La Communauté économique des États de l’Afrique de l’Ouest a décidé, dimanche, d’engager sans délai sa force régionale en attente en République du Bénin. Cette décision fait suite à la tentative de coup d’État signalée dans la matinée à Cotonou et intervient après un avertissement formulé quelques heures auparavant par l’organisation sous-régionale.

Dans un second communiqué rendu public le 7 décembre 2025 depuis Abuja, la Commission de la Cédéao indique que le président en exercice de l’Autorité des chefs d’État et de gouvernement, Julius Maada Bio, a donné instruction pour le déploiement immédiat de troupes vers le Bénin. L’initiative a été prise après des consultations au sein du Conseil de médiation et de sécurité au niveau des chefs d’État et de gouvernement.

La Commission précise que cette décision s’appuie sur les instruments juridiques de l’organisation, notamment l’article 25(e) du Protocole de 1999 relatif au mécanisme de prévention, de gestion et de règlement des conflits, ainsi qu’au maintien de la paix et de la sécurité dans l’espace communautaire.

La force annoncée sera constituée de contingents venus du Nigéria, de la Sierra Leone, de la Côte d’Ivoire et du Ghana.
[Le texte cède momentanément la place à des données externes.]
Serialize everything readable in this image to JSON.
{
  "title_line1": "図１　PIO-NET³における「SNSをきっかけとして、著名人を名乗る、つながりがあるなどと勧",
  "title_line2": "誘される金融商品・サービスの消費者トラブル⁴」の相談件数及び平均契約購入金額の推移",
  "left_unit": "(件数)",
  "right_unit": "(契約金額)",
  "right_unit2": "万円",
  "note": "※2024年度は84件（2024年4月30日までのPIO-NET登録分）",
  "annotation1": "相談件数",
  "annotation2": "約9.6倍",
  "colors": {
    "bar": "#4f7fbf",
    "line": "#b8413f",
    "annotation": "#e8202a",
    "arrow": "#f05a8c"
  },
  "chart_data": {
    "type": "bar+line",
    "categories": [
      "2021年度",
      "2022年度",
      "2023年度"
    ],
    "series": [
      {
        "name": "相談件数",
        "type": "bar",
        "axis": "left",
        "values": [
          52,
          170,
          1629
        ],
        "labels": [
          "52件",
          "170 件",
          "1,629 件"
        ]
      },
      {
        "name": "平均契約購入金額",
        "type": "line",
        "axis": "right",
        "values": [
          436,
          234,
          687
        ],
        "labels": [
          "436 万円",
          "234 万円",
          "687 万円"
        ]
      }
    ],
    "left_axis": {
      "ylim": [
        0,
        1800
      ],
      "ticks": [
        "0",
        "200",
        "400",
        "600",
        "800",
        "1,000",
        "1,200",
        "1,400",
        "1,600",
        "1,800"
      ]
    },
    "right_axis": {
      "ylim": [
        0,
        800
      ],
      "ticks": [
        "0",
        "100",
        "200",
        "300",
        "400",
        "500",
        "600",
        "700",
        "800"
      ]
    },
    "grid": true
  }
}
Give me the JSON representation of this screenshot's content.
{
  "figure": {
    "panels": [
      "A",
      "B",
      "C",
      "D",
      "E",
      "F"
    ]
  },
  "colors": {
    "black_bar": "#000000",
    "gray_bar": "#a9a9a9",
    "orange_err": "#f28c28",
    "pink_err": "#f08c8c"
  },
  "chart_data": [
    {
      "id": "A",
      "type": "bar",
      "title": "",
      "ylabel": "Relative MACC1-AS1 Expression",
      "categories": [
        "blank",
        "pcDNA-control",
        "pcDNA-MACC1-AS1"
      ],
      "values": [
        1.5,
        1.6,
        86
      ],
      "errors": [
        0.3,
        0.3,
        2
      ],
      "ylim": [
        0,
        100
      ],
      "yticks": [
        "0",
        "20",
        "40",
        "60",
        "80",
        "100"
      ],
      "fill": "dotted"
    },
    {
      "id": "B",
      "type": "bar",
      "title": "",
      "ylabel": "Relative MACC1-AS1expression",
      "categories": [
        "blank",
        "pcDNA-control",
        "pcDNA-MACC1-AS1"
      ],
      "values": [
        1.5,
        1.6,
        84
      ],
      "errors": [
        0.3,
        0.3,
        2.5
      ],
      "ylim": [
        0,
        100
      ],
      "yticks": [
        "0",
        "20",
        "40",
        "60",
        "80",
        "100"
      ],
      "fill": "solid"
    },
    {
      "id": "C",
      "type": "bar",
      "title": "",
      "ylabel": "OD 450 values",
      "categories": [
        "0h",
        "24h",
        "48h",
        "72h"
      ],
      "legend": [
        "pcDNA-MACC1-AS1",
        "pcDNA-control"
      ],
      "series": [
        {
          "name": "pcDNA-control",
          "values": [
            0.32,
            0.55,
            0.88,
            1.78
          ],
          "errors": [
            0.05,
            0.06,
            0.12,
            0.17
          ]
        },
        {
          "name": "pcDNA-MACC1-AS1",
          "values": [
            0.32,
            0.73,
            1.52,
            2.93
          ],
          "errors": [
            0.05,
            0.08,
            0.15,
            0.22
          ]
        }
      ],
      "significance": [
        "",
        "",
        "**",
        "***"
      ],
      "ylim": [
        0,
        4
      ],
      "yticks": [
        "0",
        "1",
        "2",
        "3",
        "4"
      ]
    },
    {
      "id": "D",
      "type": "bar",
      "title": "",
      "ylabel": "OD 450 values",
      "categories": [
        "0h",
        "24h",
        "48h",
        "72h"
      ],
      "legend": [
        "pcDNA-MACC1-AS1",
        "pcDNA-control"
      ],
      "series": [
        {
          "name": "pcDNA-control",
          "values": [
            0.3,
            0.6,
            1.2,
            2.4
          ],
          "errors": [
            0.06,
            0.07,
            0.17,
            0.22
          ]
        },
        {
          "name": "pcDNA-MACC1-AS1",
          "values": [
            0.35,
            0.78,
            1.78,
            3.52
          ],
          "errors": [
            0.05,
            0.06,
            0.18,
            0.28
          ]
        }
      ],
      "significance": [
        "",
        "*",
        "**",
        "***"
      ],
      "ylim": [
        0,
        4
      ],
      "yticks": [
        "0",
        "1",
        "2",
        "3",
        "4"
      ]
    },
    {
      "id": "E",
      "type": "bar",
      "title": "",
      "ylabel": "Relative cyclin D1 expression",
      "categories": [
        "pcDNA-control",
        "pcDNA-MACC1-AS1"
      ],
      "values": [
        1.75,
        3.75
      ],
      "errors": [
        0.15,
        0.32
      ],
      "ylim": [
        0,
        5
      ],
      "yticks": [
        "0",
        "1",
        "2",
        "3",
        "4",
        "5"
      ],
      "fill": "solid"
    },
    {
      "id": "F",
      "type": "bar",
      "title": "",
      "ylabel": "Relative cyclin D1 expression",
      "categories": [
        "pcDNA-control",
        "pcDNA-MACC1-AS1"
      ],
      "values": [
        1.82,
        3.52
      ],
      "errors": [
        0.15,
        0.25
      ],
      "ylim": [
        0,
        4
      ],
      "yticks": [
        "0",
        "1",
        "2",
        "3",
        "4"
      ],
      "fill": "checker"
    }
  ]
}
Sa mission consiste à appuyer les autorités béninoises et les forces armées nationales afin de garantir le respect de l’ordre constitutionnel et de préserver l’intégrité territoriale du pays.

Cette annonce matérialise la position exprimée plus tôt par la Commission de la Cédéao, qui avait assuré qu’elle soutiendrait le gouvernement et le peuple béninois par tous les moyens jugés nécessaires, y compris par l’activation de la force régionale, pour défendre la Constitution.

Le communiqué a été publié peu après l’allocution du président Patrice Talon, au cours de laquelle il a affirmé que la situation était globalement sous contrôle, tout en indiquant que certaines personnes restaient encore retenues par des mutins en fuite.

Dans la journée, un groupe de militaires se revendiquant du Comité militaire pour la refondation avait diffusé un message sur la télévision nationale annonçant la prise du pouvoir et la destitution du chef de l’État. Un homme se présentant comme le colonel Tigri Pascal, proclamé président du comité, est ensuite apparu dans une vidéo relayée par l’activiste Kemi Seba, malgré des informations faisant état de l’interpellation de plusieurs putschistes présumés.

Le Nigéria, présenté comme le principal contributeur potentiel de la force régionale en raison de son poids militaire, a condamné avec vigueur la tentative de renversement du pouvoir, y voyant une atteinte grave à la démocratie et à l’ordre constitutionnel du Bénin.

L’Union africaine s’est également positionnée contre toute prise de pouvoir par la force. Le président de la Commission, Mahmoud Ali Yousouf, a dénoncé une tentative de putsch « inacceptable » et appelé les acteurs impliqués à mettre fin à toute action illégale, à respecter la Constitution et à regagner leurs casernes.

Cette nouvelle crise survient dans un climat politique tendu, marqué par l’exclusion du principal parti d’opposition, Les Démocrates, de la présidentielle prévue en avril 2026. Elle intervient aussi dans un contexte sécuritaire fragilisé par des attaques jihadistes récurrentes dans le nord du pays, dont la plus meurtrière, en avril 2025, a coûté la vie à 54 soldats béninois selon les chiffres officiels.